Santa Clara Vanguard is also back on the scene with their powerful sound and fast drills, with a mix of meditation in their show – Finding Nirvana. Watching this show develop over the season, I’m sure I will achieve a transcendent state of clarity and enlightenment, including goose bumps and tears. The Mandarins brought their raw spirit and inventive machinery of props, marchers, and instruments including 22 brass-toned trombones to portray THE OTHER SIDE. I love the way the entire marching members, along with the rolling scaffold/props, advance in unison diagonally from left rear toward the center with the music gradually gaining intensity. The Academy from Tempe, AZ was the only out of state corps, performing their purely imaginative show – A World of My Creation, a take on the origin of Charlie and the Chocolate Factory.

Pacific Crest celebrating their new equipment trailer.

Can you guess the corps and show that features this prop, now employed in The VOID?
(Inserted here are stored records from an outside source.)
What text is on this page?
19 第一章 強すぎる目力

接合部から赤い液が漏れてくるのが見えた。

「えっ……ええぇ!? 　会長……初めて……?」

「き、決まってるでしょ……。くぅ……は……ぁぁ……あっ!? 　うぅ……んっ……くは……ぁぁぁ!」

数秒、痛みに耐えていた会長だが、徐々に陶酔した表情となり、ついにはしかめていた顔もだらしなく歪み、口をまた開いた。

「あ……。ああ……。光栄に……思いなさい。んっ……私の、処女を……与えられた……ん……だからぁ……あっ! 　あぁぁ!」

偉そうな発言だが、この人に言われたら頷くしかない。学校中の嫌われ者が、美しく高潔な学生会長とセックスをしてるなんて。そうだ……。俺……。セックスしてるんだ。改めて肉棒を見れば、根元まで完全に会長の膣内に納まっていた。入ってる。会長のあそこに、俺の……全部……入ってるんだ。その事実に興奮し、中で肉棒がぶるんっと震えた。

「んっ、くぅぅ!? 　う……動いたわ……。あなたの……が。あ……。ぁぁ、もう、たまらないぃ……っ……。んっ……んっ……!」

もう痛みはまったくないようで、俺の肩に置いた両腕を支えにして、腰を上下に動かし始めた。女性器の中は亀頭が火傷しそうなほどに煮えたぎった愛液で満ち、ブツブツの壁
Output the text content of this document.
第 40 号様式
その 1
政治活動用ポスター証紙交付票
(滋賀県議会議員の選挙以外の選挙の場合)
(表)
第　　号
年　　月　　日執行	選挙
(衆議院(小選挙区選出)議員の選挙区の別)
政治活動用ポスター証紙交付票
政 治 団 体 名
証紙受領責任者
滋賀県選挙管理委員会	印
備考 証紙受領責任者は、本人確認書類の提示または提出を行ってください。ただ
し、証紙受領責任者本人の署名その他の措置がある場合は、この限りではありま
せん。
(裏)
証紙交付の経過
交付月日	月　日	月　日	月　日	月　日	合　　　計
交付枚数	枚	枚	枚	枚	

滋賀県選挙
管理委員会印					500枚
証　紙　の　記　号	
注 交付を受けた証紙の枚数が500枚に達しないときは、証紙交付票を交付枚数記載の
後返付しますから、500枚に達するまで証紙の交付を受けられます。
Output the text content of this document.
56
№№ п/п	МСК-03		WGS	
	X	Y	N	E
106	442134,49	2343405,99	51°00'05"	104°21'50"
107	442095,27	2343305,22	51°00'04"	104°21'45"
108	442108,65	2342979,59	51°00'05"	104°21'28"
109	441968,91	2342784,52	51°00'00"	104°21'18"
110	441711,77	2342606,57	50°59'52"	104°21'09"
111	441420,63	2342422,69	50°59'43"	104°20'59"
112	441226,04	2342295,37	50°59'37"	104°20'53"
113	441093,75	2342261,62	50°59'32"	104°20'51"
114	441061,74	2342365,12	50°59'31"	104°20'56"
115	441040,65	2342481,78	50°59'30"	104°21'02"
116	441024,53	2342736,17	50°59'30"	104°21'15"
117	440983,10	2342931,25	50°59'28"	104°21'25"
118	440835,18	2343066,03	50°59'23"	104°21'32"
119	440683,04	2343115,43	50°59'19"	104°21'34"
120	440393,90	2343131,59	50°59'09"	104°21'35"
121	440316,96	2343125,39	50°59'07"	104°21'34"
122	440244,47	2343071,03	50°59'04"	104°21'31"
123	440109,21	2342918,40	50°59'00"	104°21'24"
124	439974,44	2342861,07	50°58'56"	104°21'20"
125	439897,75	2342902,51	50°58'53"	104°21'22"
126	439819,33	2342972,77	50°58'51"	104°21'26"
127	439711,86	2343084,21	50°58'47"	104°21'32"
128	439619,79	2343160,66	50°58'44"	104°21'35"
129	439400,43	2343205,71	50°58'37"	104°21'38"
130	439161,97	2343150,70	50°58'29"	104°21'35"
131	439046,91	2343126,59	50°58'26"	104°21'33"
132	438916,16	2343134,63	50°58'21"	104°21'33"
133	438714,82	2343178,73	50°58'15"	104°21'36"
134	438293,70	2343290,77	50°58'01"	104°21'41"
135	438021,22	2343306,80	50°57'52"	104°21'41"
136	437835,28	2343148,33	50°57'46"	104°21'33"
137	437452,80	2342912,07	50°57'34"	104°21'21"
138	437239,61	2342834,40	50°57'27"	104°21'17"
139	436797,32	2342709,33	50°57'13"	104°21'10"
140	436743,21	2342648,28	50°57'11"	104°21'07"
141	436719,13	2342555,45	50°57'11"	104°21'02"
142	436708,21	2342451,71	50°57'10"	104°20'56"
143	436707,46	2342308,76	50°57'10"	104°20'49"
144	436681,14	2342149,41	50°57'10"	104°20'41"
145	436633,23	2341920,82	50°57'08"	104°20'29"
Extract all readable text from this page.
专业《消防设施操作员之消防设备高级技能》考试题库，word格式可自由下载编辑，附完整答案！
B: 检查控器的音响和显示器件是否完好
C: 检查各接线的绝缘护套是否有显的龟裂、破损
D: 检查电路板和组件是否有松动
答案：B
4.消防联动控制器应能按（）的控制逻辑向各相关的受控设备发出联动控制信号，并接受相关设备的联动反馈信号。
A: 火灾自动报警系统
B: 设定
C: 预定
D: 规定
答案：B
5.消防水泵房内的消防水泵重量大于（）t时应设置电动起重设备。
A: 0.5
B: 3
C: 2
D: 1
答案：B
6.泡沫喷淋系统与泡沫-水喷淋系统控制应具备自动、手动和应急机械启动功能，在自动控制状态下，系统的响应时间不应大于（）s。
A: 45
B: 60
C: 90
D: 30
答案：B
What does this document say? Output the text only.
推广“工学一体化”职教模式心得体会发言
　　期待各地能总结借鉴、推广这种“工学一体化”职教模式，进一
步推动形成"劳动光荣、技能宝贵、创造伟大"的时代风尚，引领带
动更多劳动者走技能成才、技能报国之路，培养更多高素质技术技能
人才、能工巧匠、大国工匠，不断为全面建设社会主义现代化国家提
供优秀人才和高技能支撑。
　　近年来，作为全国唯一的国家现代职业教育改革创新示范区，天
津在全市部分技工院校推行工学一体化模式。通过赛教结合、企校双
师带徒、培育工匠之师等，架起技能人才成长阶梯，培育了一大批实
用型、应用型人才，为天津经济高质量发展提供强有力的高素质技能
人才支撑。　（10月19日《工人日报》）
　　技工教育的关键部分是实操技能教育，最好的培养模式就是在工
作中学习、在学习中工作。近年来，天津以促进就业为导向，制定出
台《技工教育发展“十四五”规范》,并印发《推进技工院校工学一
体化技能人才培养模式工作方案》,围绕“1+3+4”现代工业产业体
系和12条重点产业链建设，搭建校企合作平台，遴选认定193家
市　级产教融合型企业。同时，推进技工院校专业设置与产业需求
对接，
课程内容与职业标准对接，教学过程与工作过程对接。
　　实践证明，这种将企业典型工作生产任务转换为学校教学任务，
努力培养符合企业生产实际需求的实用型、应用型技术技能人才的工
Leading off the world class corps following intermission was Pacific Cresta show featuring several familiar props from drum corps’ past. Where do they go when the season is over? The Void. This show will unfold as the season progresses and I think that we will see more recognizable props along the way. Can you guess the props and their origin corps and shows? PC being the host corps performed a fun encore while the scores were tabulated. This was probably the largest turnout for a show that I have attended other than finals. It was well-worth the complex travel planning and execution utilizing planes, trains, and automobiles that put me in the company of some very wonderful folks for a truly special night of DCI. Thank you, Russ!

Well, time to aimlessly meaner around the spacious campus here in San Bernardino Valley College to check out the several corps that are making their way to the various nooks and crannies for their pre-show protocol. Now where is the BD caravanserai? I’ll keep you posted.